Jason doesn’t remember saying anything. What he does remember is wanting Bruce to rescue him. He remembers not knowing where he was. He remembers begging for Bruce to save him, to be there. He remembers calling out for Bruce but he thought that was part of the flashback.
“Oh.” Heat floods his cheeks and he looks away.
Suddenly there is a hand in his hair, carding though it. No gloves, no Batman attire, no emergency, just his bare hands in his hair. He hasn’t felt that since before his death. Hell, he’s barely even seen Bruce out of his uniform since he came back.

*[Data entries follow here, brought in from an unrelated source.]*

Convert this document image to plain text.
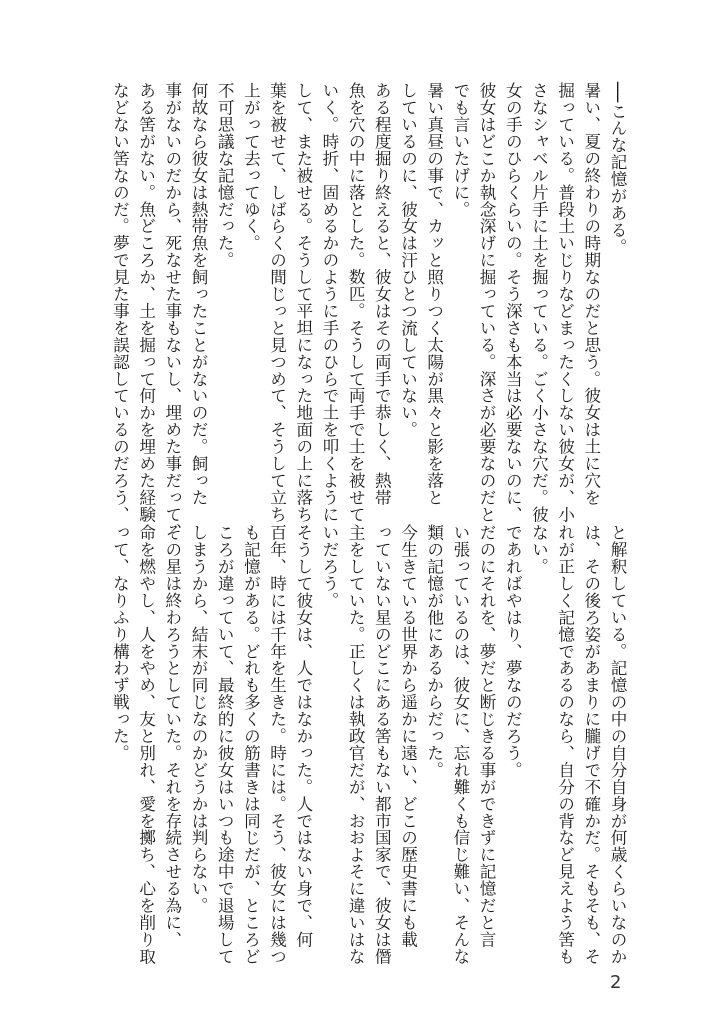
──こんな記憶がある。
暑い、夏の終わりの時期なのだと思う。彼女は土に穴を
掘っている。普段土いじりなどまったくしない彼女が、小
さなシャベル片手に土を掘っている。ごく小さな穴だ。彼
女の手のひらくらいの。そう深さも本当は必要ないのに、
彼女はどこか執念深げに掘っている。深さが必要なのだと
でも言いたげに。
暑い真昼の事で、カッと照りつく太陽が黒々と影を落と
しているのに、彼女は汗ひとつ流していない。
ある程度掘り終えると、彼女はその両手で恭しく、熱帯
魚を穴の中に落とした。数匹。そうして両手で土を被せて
いく。時折、固めるかのように手のひらで土を叩くように
して、また被せる。そうして平坦になった地面の上に落ち
葉を被せて、しばらくの間じっと見つめて、そうして立ち
上がって去ってゆく。
不可思議な記憶だった。
何故なら彼女は熱帯魚を飼ったことがないのだ。飼った
事がないのだから、死なせた事もないし、埋めた事だって、
ある筈がない。魚どころか、土を掘って何かを埋めた経験
などない筈なのだ。夢で見た事を誤認しているのだろう、
と解釈している。記憶の中の自分自身が何歳くらいなのか
は、その後ろ姿があまりに朧げで不確かだ。そもそも、そ
れが正しく記憶であるのなら、自分の背など見えよう筈も
ない。
であればやはり、夢なのだろう。
だのにそれを、夢だと断じきる事ができずに記憶だと言
い張っているのは、彼女に、忘れ難くも信じ難い、そんな
類の記憶が他にあるからだった。
今生きている世界から遥かに遠い、どこの歴史書にも載
っていない星のどこにある筈もない都市国家で、彼女は僭
主をしていた。正しくは執政官だが、おおよそに違いはな
いだろう。
そうして彼女は、人ではなかった。人ではない身で、何
百年、時には千年を生きた。時には。そう、彼女には幾つ
も記憶がある。どれも多くの筋書きは同じだが、ところど
ころが違っていて、最終的に彼女はいつも途中で退場して
しまうから、結末が同じなのかどうかは判らない。
その星は終わろうとしていた。それを存続させる為に、
命を燃やし、人をやめ、友と別れ、愛を擲ち、心を削り取
って、なりふり構わず戦った。
2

“I nearly lost you today”, Bruce whispers low enough that Jason maybe wasn’t supposed to hear it. There is something strained in his voice.
It could be the concussion but Jason suddenly feels his eyes sting. Bruce cares about him. Bruce saved him. There’s a choked up feeling that’s quickly rising in his chest and up his throat.
It’s probably the concussion. Those have always made him irrational and overly emotional.
They both ignore the tears slipping out of the corner of his eyes, the slight sniffle.
Bruce continues to card through Jason’s hair over and over again, as if to assure himself that he is actually alive and in front of him. The movement is oddly soothing.
It’s everything Jason ever wanted since he came back to Gotham, since he woke up in that damned coffin, since even before his death.
He lets Bruce soothe him into a blessedly calm sleep, watched over by his dad, completely safe; not alone.